Both ANU and UC have been working with the ACT Government and Federal Government to find ways to return international students since the COVID-19 pandemic hit in March 2020, and is pressing for them to return before the beginning of second semester in July this year.
ANU had offered to provide its on-campus residential facilities to safely quarantine its returning international students, as well as returning Australians, but this proposal was deemed unsuitable because it did not adhere to ACT Health’s “non-negotiable hotel quarantine accommodation requirements”.
ANU Vice-Chancellor Professor Brian Schmidt again spoke out about the lack of government support for universities to recover from the COVID-19 pandemic in the wake of the 2021-2022 Federal Budget that was handed down this week.
“With Australia’s borders closed for the foreseeable future, ANU is the canary in the coalmine,” wrote Professor Schmidt in an opinion piece for The Guardian.
“The cumulative effect of border closures on international student numbers will lead to other universities catching up with my university’s budget woes this year, and worse in the years beyond. This will have a crippling effect on Australia’s post-pandemic recovery.”
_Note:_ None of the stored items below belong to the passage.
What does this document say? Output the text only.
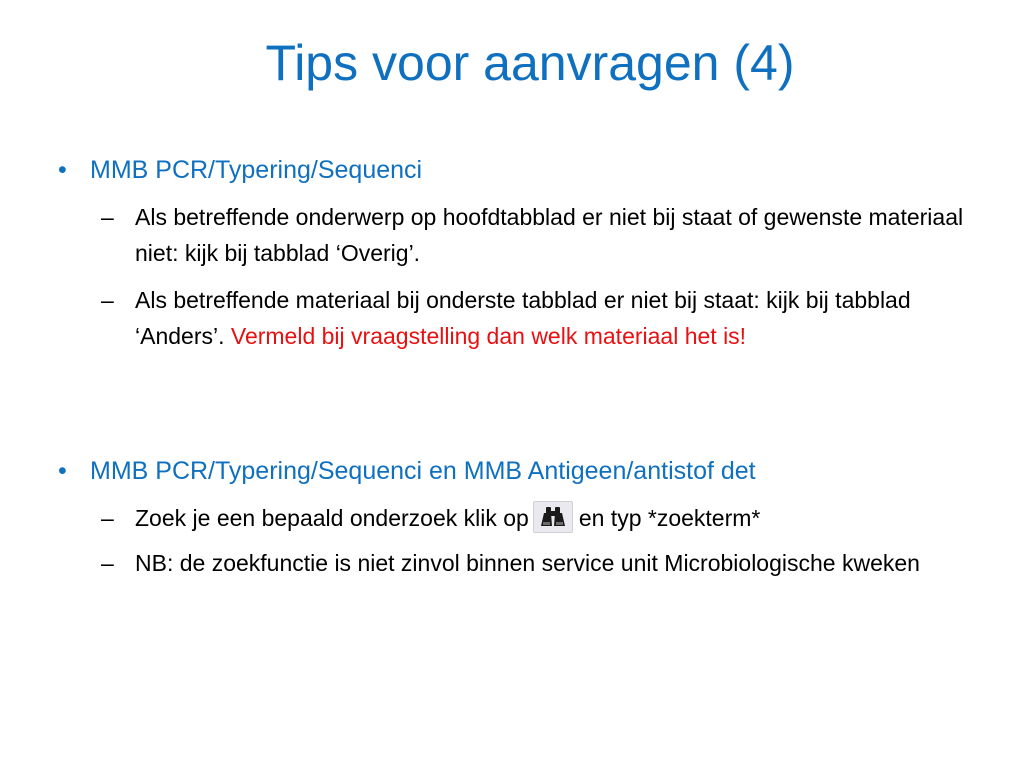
Tips voor aanvragen (4)
• MMB PCR/Typering/Sequenci
– Als betreffende onderwerp op hoofdtabblad er niet bij staat of gewenste materiaal niet: kijk bij tabblad ‘Overig’.
– Als betreffende materiaal bij onderste tabblad er niet bij staat: kijk bij tabblad ‘Anders’. Vermeld bij vraagstelling dan welk materiaal het is!
• MMB PCR/Typering/Sequenci en MMB Antigeen/antistof det
– Zoek je een bepaald onderzoek klik op en typ *zoekterm*
– NB: de zoekfunctie is niet zinvol binnen service unit Microbiologische kweken
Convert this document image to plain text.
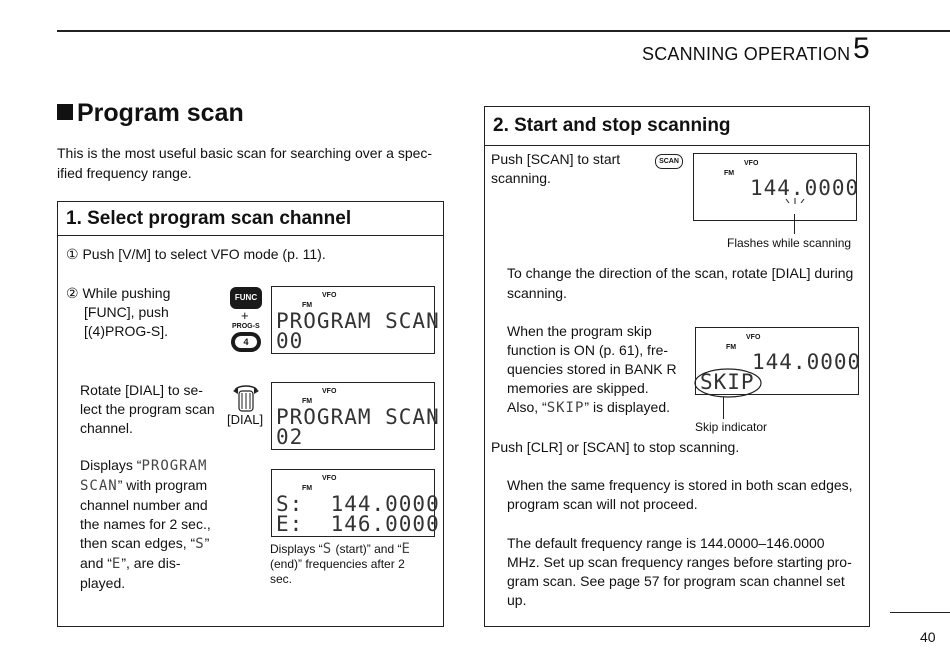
SCANNING OPERATION 5
Program scan
This is the most useful basic scan for searching over a spec-
ified frequency range.
1. Select program scan channel
① Push [V/M] to select VFO mode (p. 11).
② While pushing
[FUNC], push
[(4)PROG-S].
FUNC
+
PROG-S
4
VFO
FM
PROGRAM SCAN
00
Rotate [DIAL] to se-
lect the program scan
channel.
[DIAL]
VFO
FM
PROGRAM SCAN
02
Displays “PROGRAM
SCAN” with program
channel number and
the names for 2 sec.,
then scan edges, “S”
and “E”, are dis-
played.
VFO
FM
S:  144.0000
E:  146.0000
Displays “S (start)” and “E
(end)” frequencies after 2
sec.
2. Start and stop scanning
Push [SCAN] to start
scanning.
SCAN	VFO
FM
144.0000
Flashes while scanning
To change the direction of the scan, rotate [DIAL] during
scanning.
When the program skip
function is ON (p. 61), fre-
quencies stored in BANK R
memories are skipped.
Also, “SKIP” is displayed.
VFO
FM
144.0000
SKIP
Skip indicator
Push [CLR] or [SCAN] to stop scanning.
When the same frequency is stored in both scan edges,
program scan will not proceed.
The default frequency range is 144.0000–146.0000
MHz. Set up scan frequency ranges before starting pro-
gram scan. See page 57 for program scan channel set
up.
40
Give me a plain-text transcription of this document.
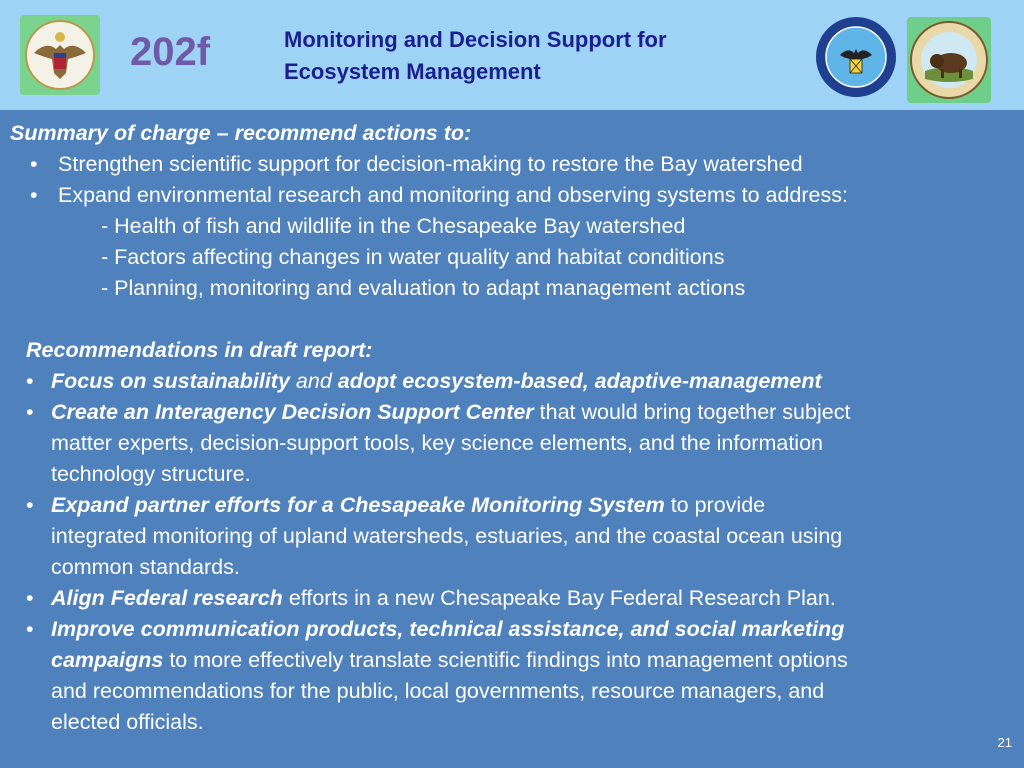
202f	Monitoring and Decision Support for
Ecosystem Management
Summary of charge – recommend actions to:
• Strengthen scientific support for decision-making to restore the Bay watershed
• Expand environmental research and monitoring and observing systems to address:
- Health of fish and wildlife in the Chesapeake Bay watershed
- Factors affecting changes in water quality and habitat conditions
- Planning, monitoring and evaluation to adapt management actions
Recommendations in draft report:
• Focus on sustainability and adopt ecosystem-based, adaptive-management
• Create an Interagency Decision Support Center that would bring together subject
matter experts, decision-support tools, key science elements, and the information
technology structure.
• Expand partner efforts for a Chesapeake Monitoring System to provide
integrated monitoring of upland watersheds, estuaries, and the coastal ocean using
common standards.
• Align Federal research efforts in a new Chesapeake Bay Federal Research Plan.
• Improve communication products, technical assistance, and social marketing
campaigns to more effectively translate scientific findings into management options
and recommendations for the public, local governments, resource managers, and
elected officials.
21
A spokesperson for the University of Canberra said its primary focus is the safety of its students who are anxious about returning to Canberra.
“Many of our international students continue to study online and are, in general, doing well,” said the spokesperson. “But they are anxious to return to Canberra to continue with their studies on campus and have indicated their willingness to follow all protocols to ensure their safe return.”
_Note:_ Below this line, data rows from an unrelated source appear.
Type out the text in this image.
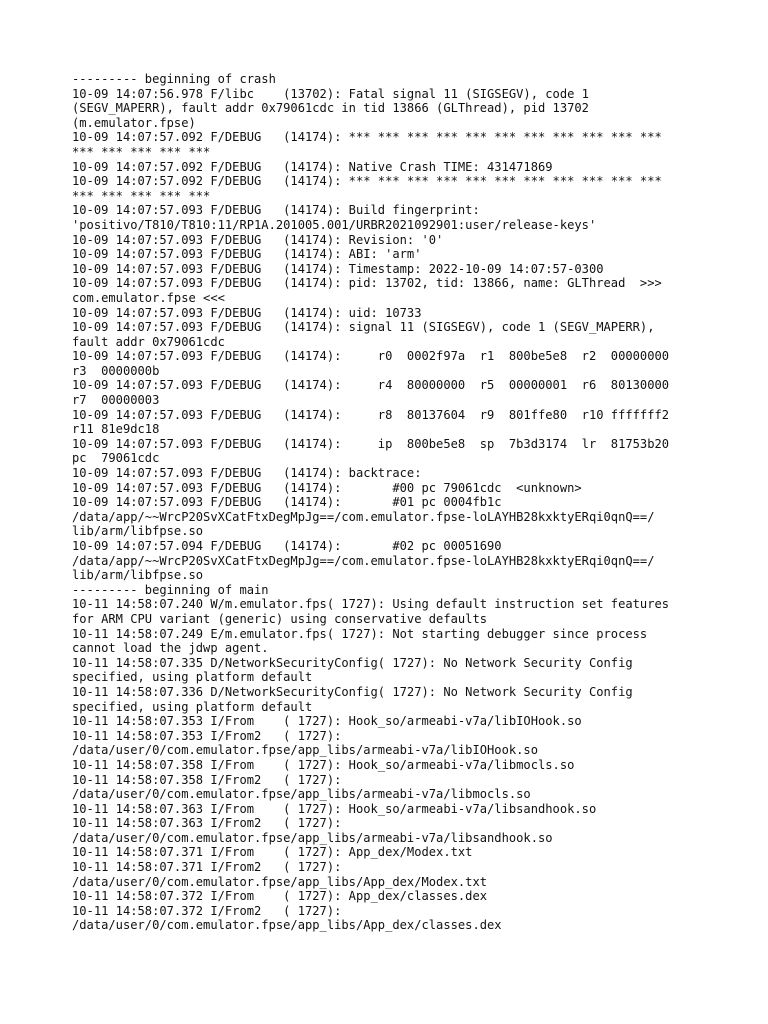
--------- beginning of crash
10-09 14:07:56.978 F/libc    (13702): Fatal signal 11 (SIGSEGV), code 1
(SEGV_MAPERR), fault addr 0x79061cdc in tid 13866 (GLThread), pid 13702
(m.emulator.fpse)
10-09 14:07:57.092 F/DEBUG   (14174): *** *** *** *** *** *** *** *** *** *** ***
*** *** *** *** ***
10-09 14:07:57.092 F/DEBUG   (14174): Native Crash TIME: 431471869
10-09 14:07:57.092 F/DEBUG   (14174): *** *** *** *** *** *** *** *** *** *** ***
*** *** *** *** ***
10-09 14:07:57.093 F/DEBUG   (14174): Build fingerprint:
'positivo/T810/T810:11/RP1A.201005.001/URBR2021092901:user/release-keys'
10-09 14:07:57.093 F/DEBUG   (14174): Revision: '0'
10-09 14:07:57.093 F/DEBUG   (14174): ABI: 'arm'
10-09 14:07:57.093 F/DEBUG   (14174): Timestamp: 2022-10-09 14:07:57-0300
10-09 14:07:57.093 F/DEBUG   (14174): pid: 13702, tid: 13866, name: GLThread  >>>
com.emulator.fpse <<<
10-09 14:07:57.093 F/DEBUG   (14174): uid: 10733
10-09 14:07:57.093 F/DEBUG   (14174): signal 11 (SIGSEGV), code 1 (SEGV_MAPERR),
fault addr 0x79061cdc
10-09 14:07:57.093 F/DEBUG   (14174):     r0  0002f97a  r1  800be5e8  r2  00000000
r3  0000000b
10-09 14:07:57.093 F/DEBUG   (14174):     r4  80000000  r5  00000001  r6  80130000
r7  00000003
10-09 14:07:57.093 F/DEBUG   (14174):     r8  80137604  r9  801ffe80  r10 fffffff2
r11 81e9dc18
10-09 14:07:57.093 F/DEBUG   (14174):     ip  800be5e8  sp  7b3d3174  lr  81753b20
pc  79061cdc
10-09 14:07:57.093 F/DEBUG   (14174): backtrace:
10-09 14:07:57.093 F/DEBUG   (14174):       #00 pc 79061cdc  <unknown>
10-09 14:07:57.093 F/DEBUG   (14174):       #01 pc 0004fb1c
/data/app/~~WrcP20SvXCatFtxDegMpJg==/com.emulator.fpse-loLAYHB28kxktyERqi0qnQ==/
lib/arm/libfpse.so
10-09 14:07:57.094 F/DEBUG   (14174):       #02 pc 00051690
/data/app/~~WrcP20SvXCatFtxDegMpJg==/com.emulator.fpse-loLAYHB28kxktyERqi0qnQ==/
lib/arm/libfpse.so
--------- beginning of main
10-11 14:58:07.240 W/m.emulator.fps( 1727): Using default instruction set features
for ARM CPU variant (generic) using conservative defaults
10-11 14:58:07.249 E/m.emulator.fps( 1727): Not starting debugger since process
cannot load the jdwp agent.
10-11 14:58:07.335 D/NetworkSecurityConfig( 1727): No Network Security Config
specified, using platform default
10-11 14:58:07.336 D/NetworkSecurityConfig( 1727): No Network Security Config
specified, using platform default
10-11 14:58:07.353 I/From    ( 1727): Hook_so/armeabi-v7a/libIOHook.so
10-11 14:58:07.353 I/From2   ( 1727):
/data/user/0/com.emulator.fpse/app_libs/armeabi-v7a/libIOHook.so
10-11 14:58:07.358 I/From    ( 1727): Hook_so/armeabi-v7a/libmocls.so
10-11 14:58:07.358 I/From2   ( 1727):
/data/user/0/com.emulator.fpse/app_libs/armeabi-v7a/libmocls.so
10-11 14:58:07.363 I/From    ( 1727): Hook_so/armeabi-v7a/libsandhook.so
10-11 14:58:07.363 I/From2   ( 1727):
/data/user/0/com.emulator.fpse/app_libs/armeabi-v7a/libsandhook.so
10-11 14:58:07.371 I/From    ( 1727): App_dex/Modex.txt
10-11 14:58:07.371 I/From2   ( 1727):
/data/user/0/com.emulator.fpse/app_libs/App_dex/Modex.txt
10-11 14:58:07.372 I/From    ( 1727): App_dex/classes.dex
10-11 14:58:07.372 I/From2   ( 1727):
/data/user/0/com.emulator.fpse/app_libs/App_dex/classes.dex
Universities Australia chief executive Catriona Jackson said keeping international students locked out of on-campus learning until mid-2022 poses very serious challenges for the nation’s universities.
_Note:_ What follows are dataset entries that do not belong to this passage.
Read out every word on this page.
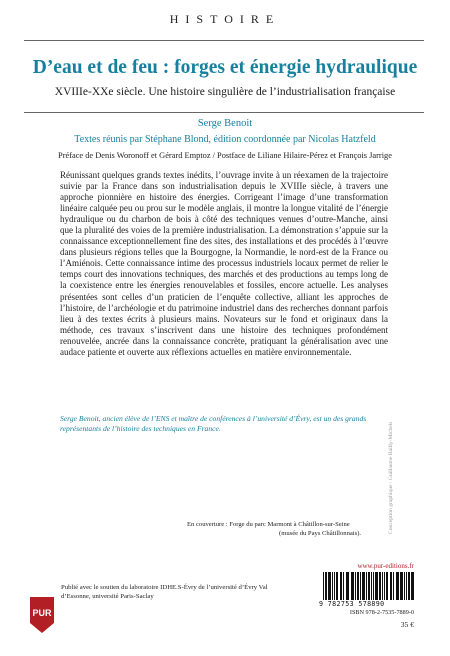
HISTOIRE
D’eau et de feu : forges et énergie hydraulique
XVIIIe-XXe siècle. Une histoire singulière de l’industrialisation française
Serge Benoit
Textes réunis par Stéphane Blond, édition coordonnée par Nicolas Hatzfeld
Préface de Denis Woronoff et Gérard Emptoz / Postface de Liliane Hilaire-Pérez et François Jarrige
Réunissant quelques grands textes inédits, l’ouvrage invite à un réexamen de la trajectoire suivie par la France dans son industrialisation depuis le XVIIIe siècle, à travers une approche pionnière en histoire des énergies. Corrigeant l’image d’une transformation linéaire calquée peu ou prou sur le modèle anglais, il montre la longue vitalité de l’énergie hydraulique ou du charbon de bois à côté des techniques venues d’outre-Manche, ainsi que la pluralité des voies de la première industrialisation. La démonstration s’appuie sur la connaissance exceptionnellement fine des sites, des installations et des procédés à l’œuvre dans plusieurs régions telles que la Bourgogne, la Normandie, le nord-est de la France ou l’Amiénois. Cette connaissance intime des processus industriels locaux permet de relier le temps court des innovations techniques, des marchés et des productions au temps long de la coexistence entre les énergies renouvelables et fossiles, encore actuelle. Les analyses présentées sont celles d’un praticien de l’enquête collective, alliant les approches de l’histoire, de l’archéologie et du patrimoine industriel dans des recherches donnant parfois lieu à des textes écrits à plusieurs mains. Novateurs sur le fond et originaux dans la méthode, ces travaux s’inscrivent dans une histoire des techniques profondément renouvelée, ancrée dans la connaissance concrète, pratiquant la généralisation avec une audace patiente et ouverte aux réflexions actuelles en matière environnementale.
Serge Benoit, ancien élève de l’ENS et maître de conférences à l’université d’Évry, est un des grands représentants de l’histoire des techniques en France.	Conception graphique : Guillaume Bailly-Michels
En couverture : Forge du parc Marmont à Châtillon-sur-Seine
(musée du Pays Châtillonnais).
www.pur-editions.fr
9 782753 578890
ISBN 978-2-7535-7889-0
35 €
PUR
Publié avec le soutien du laboratoire IDHE.S-Évry de l’université d’Évry Val d’Essonne, université Paris-Saclay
“With assumptions around borders being shut until mid-2022 now baked into the Budget, the picture for universities will get worse,” she said. “There will be significant flow-on effects for the nation’s research capacity and jobs inside and outside universities.
“Australia’s university sector cannot sustain these losses without serious damage to national productivity and the country’s knowledge base.”
The sector took a $1.8 billion revenue hit in 2020, while ANU reported a financial deficit of $162.4 million last year.
Universities Australia conservatively estimates at least another $2 billion will be lost in 2021, against 2019 actual operating revenue.
It is estimated ANU contributes around $1.04 billion each year to the ACT economy through having students as customers, employees and tenants.
Ms Jackson said Australia’s universities would need to work together to develop a plan to safely return international students to on-campus classes.
“Governments across all jurisdictions need to come together with universities to develop a robust plan for the safe return of international students,” she said. “The plan would mean the careful quarantine of students from low-risk countries.”
Professor Schmidt said time is of the essence and ANU will continue doing whatever it can to bring students back to Canberra.
“It’s absolutely imperative we open our national border and return our international students as soon as we safely can,” he said. “Universities have plans in place to do this safely and are ready to act. We just need commitment from the government to act on them.”